We also need to recognise that marriage law and the nature of the contract was designed for a different social order. Society has changed far more than marriage. Marriage was a contract created in ages when there was men’s work and women’s work, when it was assumed the man would go out to earn the money and the woman would run the home. The law needed to offer security to both sides – the woman needed reassurance the husband would continue to provide the cash for their home, and the man the reassurance that the home would be run. The society accepted these roles, and people knew they had to carry on even with unhappy or bad marriages, because the two in the marriage were literally each other’s other half. It was rare for there to be divorces, and if one was agreed it was important to offer a generous financial settlement to the wife who could not earn her own living in a world hostile to paid female employment.

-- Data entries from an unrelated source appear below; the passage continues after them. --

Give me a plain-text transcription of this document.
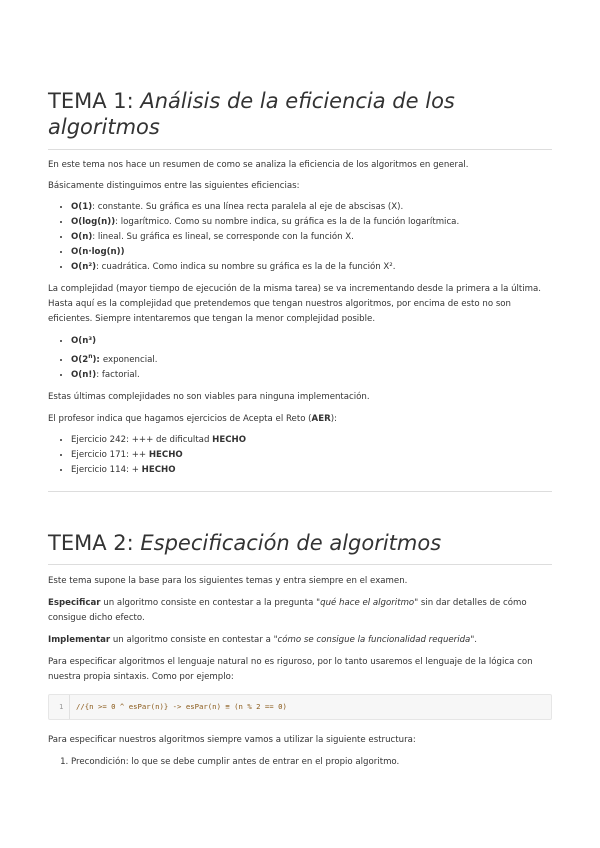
TEMA 1: Análisis de la eficiencia de los
algoritmos

En este tema nos hace un resumen de como se analiza la eficiencia de los algoritmos en general.

Básicamente distinguimos entre las siguientes eficiencias:

• O(1): constante. Su gráfica es una línea recta paralela al eje de abscisas (X).
• O(log(n)): logarítmico. Como su nombre indica, su gráfica es la de la función logarítmica.
• O(n): lineal. Su gráfica es lineal, se corresponde con la función X.
• O(n·log(n))
• O(n²): cuadrática. Como indica su nombre su gráfica es la de la función X².

La complejidad (mayor tiempo de ejecución de la misma tarea) se va incrementando desde la primera a la última. Hasta aquí es la complejidad que pretendemos que tengan nuestros algoritmos, por encima de esto no son eficientes. Siempre intentaremos que tengan la menor complejidad posible.

• O(n³)
• O(2$^n$): exponencial.
• O(n!): factorial.

Estas últimas complejidades no son viables para ninguna implementación.

El profesor indica que hagamos ejercicios de Acepta el Reto (AER):

• Ejercicio 242: +++ de dificultad HECHO
• Ejercicio 171: ++ HECHO
• Ejercicio 114: + HECHO
TEMA 2: Especificación de algoritmos

Este tema supone la base para los siguientes temas y entra siempre en el examen.

Especificar un algoritmo consiste en contestar a la pregunta "qué hace el algoritmo" sin dar detalles de cómo consigue dicho efecto.

Implementar un algoritmo consiste en contestar a "cómo se consigue la funcionalidad requerida".

Para especificar algoritmos el lenguaje natural no es riguroso, por lo tanto usaremos el lenguaje de la lógica con nuestra propia sintaxis. Como por ejemplo:

1 //{n >= 0 ^ esPar(n)} -> esPar(n) ≡ (n % 2 == 0)

Para especificar nuestros algoritmos siempre vamos a utilizar la siguiente estructura:

1. Precondición: lo que se debe cumplir antes de entrar en el propio algoritmo.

Today we live in a mutli tasking world. Women go out to work and earn money. Men cook and clean, and there is pressure on them if they don’t. When a marriage breaks up there is need to ensure fair contributions to looking after any children. The way divorce law still sees the end of a marriage as an oppportunity to long and expensive law cases to haggle over the winnings from the combined estate puts energetic and financially prudent people off marriage. The lack of clarity over pre nuptial agreements and their enforcability is one of the issues that needs resolving. In a multitasking world based on equality between the sexes the marriage contract needs to be designed so it ensures proper care and provision for children without allowing adventurers of either sex to demand large portions from people they have married and then fallen out with.